A and B, uphill transport. A, the oocyte was clamped to −50 mV and 10 mm of sugar was added to the bathing solution (filled bar) equivalent to an increase of the extracellular osmolarity of 10 mosmol l⁻¹. This caused an inwardly directed current (not shown) and a linear increase in oocyte volume (ΔV, top curve, α-MDG). If the extracellular osmolarity was increased by 10 mosmol l⁻¹ by the addition of 10 mm mannitol, the oocyte shrank as expected from a simple osmometer (bottom curve, Man). The difference between the two volume changes is given as the jagged line in B and represents cotransport of water mediated by the hSGLT1 under the hypertonic conditions. The integrated current (Q_s, smooth line in B) describes the volume changes if it is assumed that the hSGLT1 cotransports 202 water molecules for each two Na⁺ ions and one sugar molecule. C and D, downhill transport of water by the hSGLT1. In C, 20 mm mannitol was replaced abruptly by 10 mm sugar (filled bar), a decrease of the extracellular osmolarity of 10 mosmol l⁻¹. This caused an inwardly directed current (not shown) and a rapid linear increase in oocyte volume (top curve, α-MDG). If the extracellular osmolarity was decreased by 10 mosmol l⁻¹ by removing mannitol, the oocyte swelled at a slower rate (bottom curve, Man). The difference between the two volume changes represents the cotransport of water mediated by the hSGLT1 under the hypotonic conditions (D, jagged line). The integrated current (Q_s, smooth line in D) describes the volume changes if it is assumed that 195 water molecules enter coupled directly to the entry of two Na⁺ ions and one sugar molecule. Small swellings were observed after the bathing solution was changed to a sugar-free solution due to the finite washing out time for sugar.

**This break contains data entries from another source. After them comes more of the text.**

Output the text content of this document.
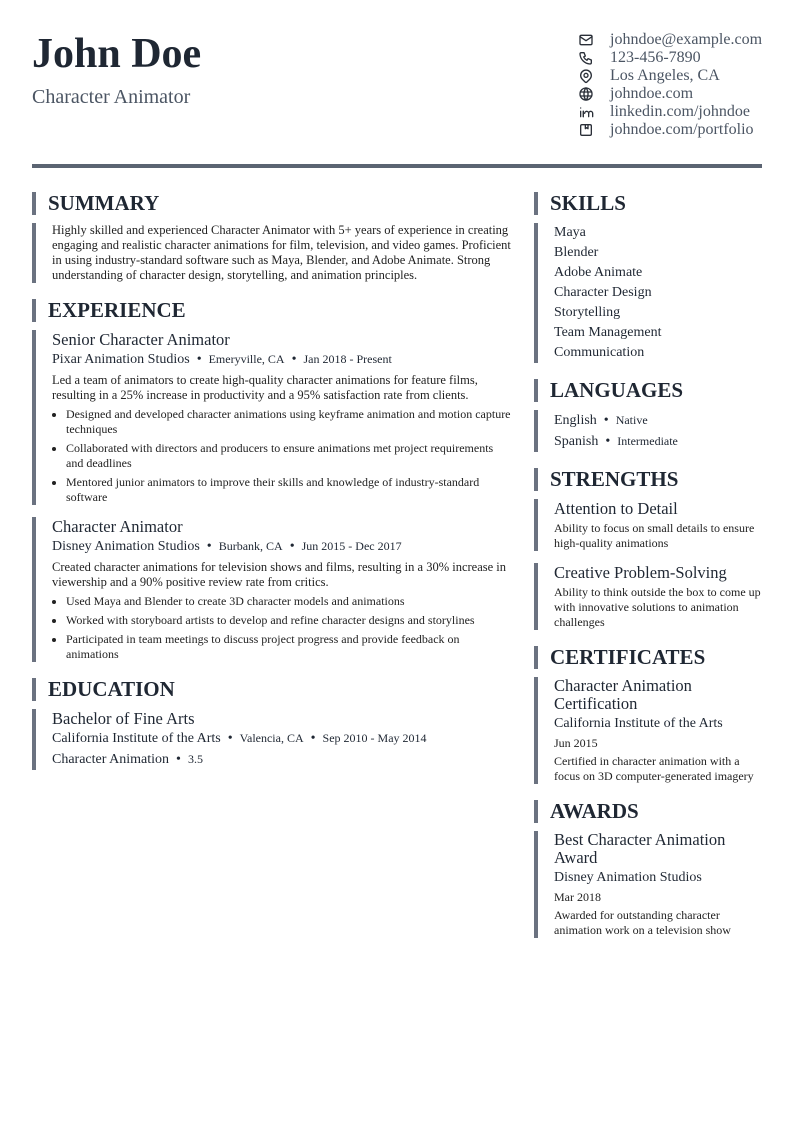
John Doe
Character Animator
johndoe@example.com
123-456-7890
Los Angeles, CA
johndoe.com
linkedin.com/johndoe
johndoe.com/portfolio
SUMMARY
Highly skilled and experienced Character Animator with 5+ years of experience in creating engaging and realistic character animations for film, television, and video games. Proficient in using industry-standard software such as Maya, Blender, and Adobe Animate. Strong understanding of character design, storytelling, and animation principles.
EXPERIENCE
Senior Character Animator
Pixar Animation Studios • Emeryville, CA • Jan 2018 - Present
Led a team of animators to create high-quality character animations for feature films, resulting in a 25% increase in productivity and a 95% satisfaction rate from clients.
• Designed and developed character animations using keyframe animation and motion capture techniques
• Collaborated with directors and producers to ensure animations met project requirements and deadlines
• Mentored junior animators to improve their skills and knowledge of industry-standard software
Character Animator
Disney Animation Studios • Burbank, CA • Jun 2015 - Dec 2017
Created character animations for television shows and films, resulting in a 30% increase in viewership and a 90% positive review rate from critics.
• Used Maya and Blender to create 3D character models and animations
• Worked with storyboard artists to develop and refine character designs and storylines
• Participated in team meetings to discuss project progress and provide feedback on animations
EDUCATION
Bachelor of Fine Arts
California Institute of the Arts • Valencia, CA • Sep 2010 - May 2014
Character Animation • 3.5
SKILLS
Maya
Blender
Adobe Animate
Character Design
Storytelling
Team Management
Communication
LANGUAGES
English • Native
Spanish • Intermediate
STRENGTHS
Attention to Detail
Ability to focus on small details to ensure high-quality animations
Creative Problem-Solving
Ability to think outside the box to come up with innovative solutions to animation challenges
CERTIFICATES
Character Animation Certification
California Institute of the Arts
Jun 2015
Certified in character animation with a focus on 3D computer-generated imagery
AWARDS
Best Character Animation Award
Disney Animation Studios
Mar 2018
Awarded for outstanding character animation work on a television show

Figure 3. Active, sugar-induced (α-MDG) and osmotic, mannitol-induced (Man) water fluxes mediated by hSGLT1 as a function of the transmembrane osmotic difference Δπ

Data were obtained as described in Figs 1 and 2, and were performed at a clamp potential of −50 mV, and Na⁺ concentration of 90 mm. The fraction of the water flux going through the native oocyte membrane has been subtracted. The water fluxes through the hSGLT1 were normalized relative to the sugar-induced current obtained at isotonic conditions with 10 mm sugar. The number of observations at each point are indicated; values at -20 and +25 mosmol l⁻¹ are single observations. The slope of the two lines represents the passive water permeability of the hSGLT1. In addition, sugar induces a constant contribution to the total water flux, as evidenced by the constant vertical displacement of the two lines in agreement with the prediction of the Gibbs equation (see text). Thus the vertical displacement of the two curves gives the coupling ratio of the hSGLT1 in picolitres of water transported per microcoulomb.

Figure 4. Cotransport of water as function of the Na⁺ current when this is altered by varying the membrane potential (A), the external Na⁺ concentration (B; substituting with choline) and the external sugar concentration (C; substituting with mannitol)

In A the clamp voltage was varied over the range +20 to −100 mV at external Na⁺ concentrations of 90 mm and sugar concentrations of 10 mm; the relation between the water flux and clamp currents was linear, given by J_H2O (pl s⁻¹) = 20.0 ± 0.42 I_s (μA) (r= 0.99), indicative of a coupling ratio of 215 water molecules per 2 Na⁺. In B Na⁺ concentrations were varied over the range 1–90 mm at a clamp potential of −50 mV; the sugar concentration was 10 mm. J_H2O (pl s⁻¹) = 19.4 ± 0.7 I_s (μA) (r= 0.91), indicative of a coupling ratio of 208 water molecules per 2 Na⁺. In C sugar concentrations were varied between 0.1 and 20 mm, at 90 mm Na⁺ and a clamp potential of −50 mV. J_H2O (pl s⁻¹) = 19.4 ± 0.7 I_s (μA) (r= 0.92), indicative of a coupling ratio of 209 water molecules per 2 Na⁺. For comparison we show an example of data obtained with an oocyte expressing rabbit sglt1 (▵) (Zeuthen et al. 1997). This protein has a larger coupling ratio than the hSGLT1: 390 water molecules per 2 Na⁺, in the present example 323 water molecules per 2 Na⁺ and 1 glucose; J_H2O (pl s⁻¹) = 33.2 ± 1.4 I_s (μA) (r= 0.88).